Returns only the observed current mode.

`mode desired`

Returns only the desired mode file contents.

`mode explain <mode>`

Prints:

target state properties
expected services
resource ownership rules
guards required for entering that mode
capability placement assumptions, where relevant

`mode dry-run <mode>`

Simulates the full reconciliation plan without mutating state.

`mode force <mode>`

Privileged path that bypasses selected non-safety guards, but must never bypass hard safety guards such as GPU/display or active audio protections unless explicitly designed to allow that.

Implementation note:

defer this command in v1
keep it in the long-term interface contract so the design remains forward-compatible

21. State Storage Layout

21.1 Runtime State Paths

/run/mode-controller/
  desired
  current
  lock
  last-transition.json
  last-guards.json
  reconcile.pid
  capability-placement.json
  hardware-topology.json

21.2 File Semantics

`desired`

Contains the requested mode:

desktop
studio-local
compute

`current`

Cached observation of current state. This is convenience state only; it must be derivable from system facts.

`lock`

Used to serialize reconciliation so only one transition runs at a time.

`last-transition.json`

Stores:

requested mode
prior observed mode
final observed mode
success/failure
guard results
action results
timestamps

`last-guards.json`

Stores latest guard results for diagnostics.

`capability-placement.json`

Stores environment-level placement facts, for example:

studio: local
studio: external-mac-mini

This file is not the host-local mode source of truth. It is an environment metadata input used by guards and planning logic.

`hardware-topology.json`

Stores the currently configured hardware view, for example:

planned GPU count
currently present GPU indexes
display GPU assignment
desktop-mode AI GPU set
compute-mode AI GPU set

This allows the implementation to preserve the intended dual-GPU architecture while remaining tolerant of temporary single-GPU bring-up phases.

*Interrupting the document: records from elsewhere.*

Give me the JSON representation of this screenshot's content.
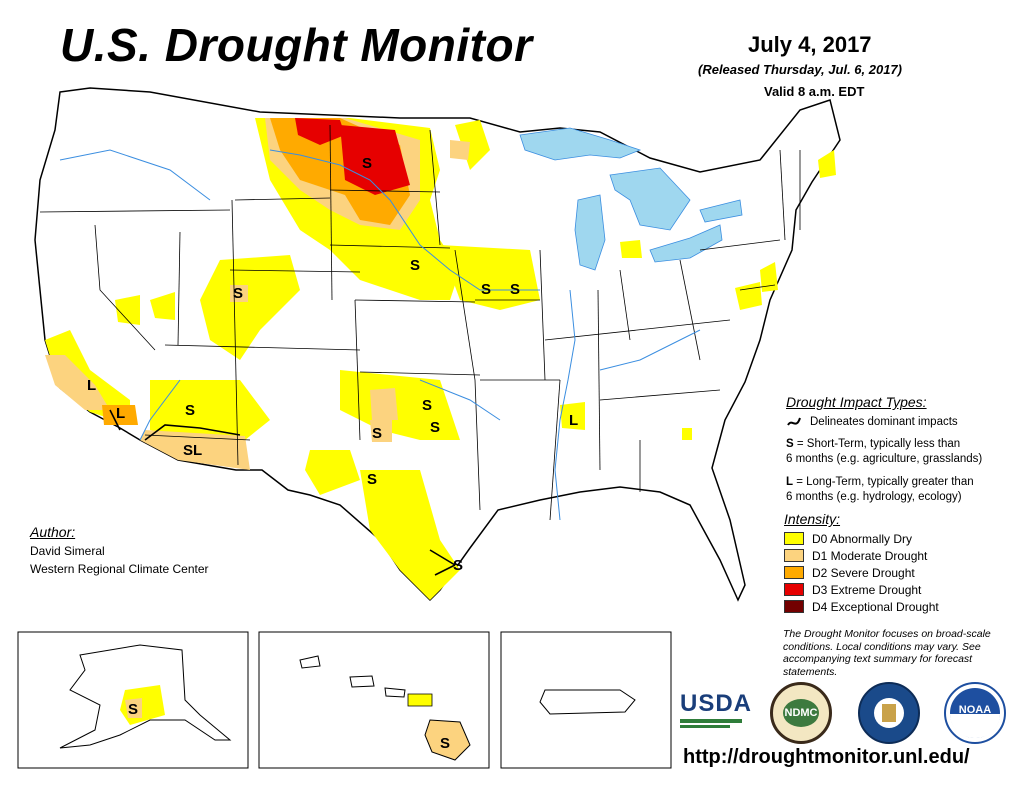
{
  "header": {
    "title": "U.S. Drought Monitor",
    "date": "July 4, 2017",
    "released": "(Released Thursday, Jul. 6, 2017)",
    "valid": "Valid 8 a.m. EDT"
  },
  "author": {
    "heading": "Author:",
    "name": "David Simeral",
    "organization": "Western Regional Climate Center"
  },
  "impact_types": {
    "heading": "Drought Impact Types:",
    "dominant": "Delineates dominant impacts",
    "short_key": "S",
    "short_text_1": "= Short-Term, typically less than",
    "short_text_2": "6 months (e.g. agriculture, grasslands)",
    "long_key": "L",
    "long_text_1": "= Long-Term, typically greater than",
    "long_text_2": "6 months (e.g. hydrology, ecology)"
  },
  "intensity": {
    "heading": "Intensity:",
    "levels": [
      {
        "label": "D0 Abnormally Dry",
        "color": "#ffff00"
      },
      {
        "label": "D1 Moderate Drought",
        "color": "#fcd37f"
      },
      {
        "label": "D2 Severe Drought",
        "color": "#ffaa00"
      },
      {
        "label": "D3 Extreme Drought",
        "color": "#e60000"
      },
      {
        "label": "D4 Exceptional Drought",
        "color": "#730000"
      }
    ]
  },
  "note": "The Drought Monitor focuses on broad-scale conditions. Local conditions may vary. See accompanying text summary for forecast statements.",
  "logos": {
    "usda": "USDA",
    "ndmc": "NDMC",
    "noaa": "NOAA"
  },
  "url": "http://droughtmonitor.unl.edu/",
  "map_labels": {
    "s_montana": "S",
    "s_nebraska": "S",
    "s_iowa_1": "S",
    "s_iowa_2": "S",
    "s_utah": "S",
    "s_arizona": "S",
    "s_oklahoma_1": "S",
    "s_oklahoma_2": "S",
    "s_texas_n": "S",
    "s_texas_w": "S",
    "s_texas_coast": "S",
    "l_california_1": "L",
    "l_california_2": "L",
    "sl_arizona": "SL",
    "l_mississippi": "L",
    "s_alaska": "S",
    "s_hawaii": "S"
  },
  "colors": {
    "water": "#9fd7ef",
    "state_border": "#000000",
    "river": "#3b8ee0"
  }
}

22. systemd Unit and Target Layout

22.1 Targets

`desktop.target`

Wants:

graphical-session target path
bounded interactive services
optional constrained AI services

First-pass implementation note:

do not make desktop.target directly own greeter/login-manager startup in v1
treat graphical session presence as an observed runtime fact
strengthen ownership later only if empirical recovery behavior requires it

`compute.target`

Wants:

headless service profile
vLLM compute profile
k3s compute-allowed policy/profile

22.2 Core Services

`mode-controller@.service`

Parameterized oneshot service.

Instance values:

mode-controller@desktop.service
mode-controller@studio-local.service
mode-controller@compute.service

Responsibilities:

load desired mode
observe current mode
run reconciliation
update state files and logs

First-pass implementation note:

use this parameterized oneshot service as the sole reconciler trigger in v1
defer timer/path-triggered background reconciliation until manual operation is proven reliable

`mode-observe.service`

Optional oneshot helper to compute observed current mode and refresh /run/mode-controller/current.

`vllm@.service`

Optional templated service for profile-specific operation:

vllm@desktop.service
vllm@studio-local.service
vllm@compute.service

Alternative:

single vllm.service with environment file switching

First-pass implementation guidance:

prefer separate desktop and compute profiles conceptually
studio-local should not require its own dedicated vLLM unit in v1 if Studio is implemented as a desktop overlay
a single vllm.service is acceptable initially if it preserves a clean migration path to templated units later
keep desktop-mode vLLM disabled for the first transition-proof milestone

`mode-guard@.service`

Optional wrapper pattern for reusable guard execution, though plain scripts may be simpler initially.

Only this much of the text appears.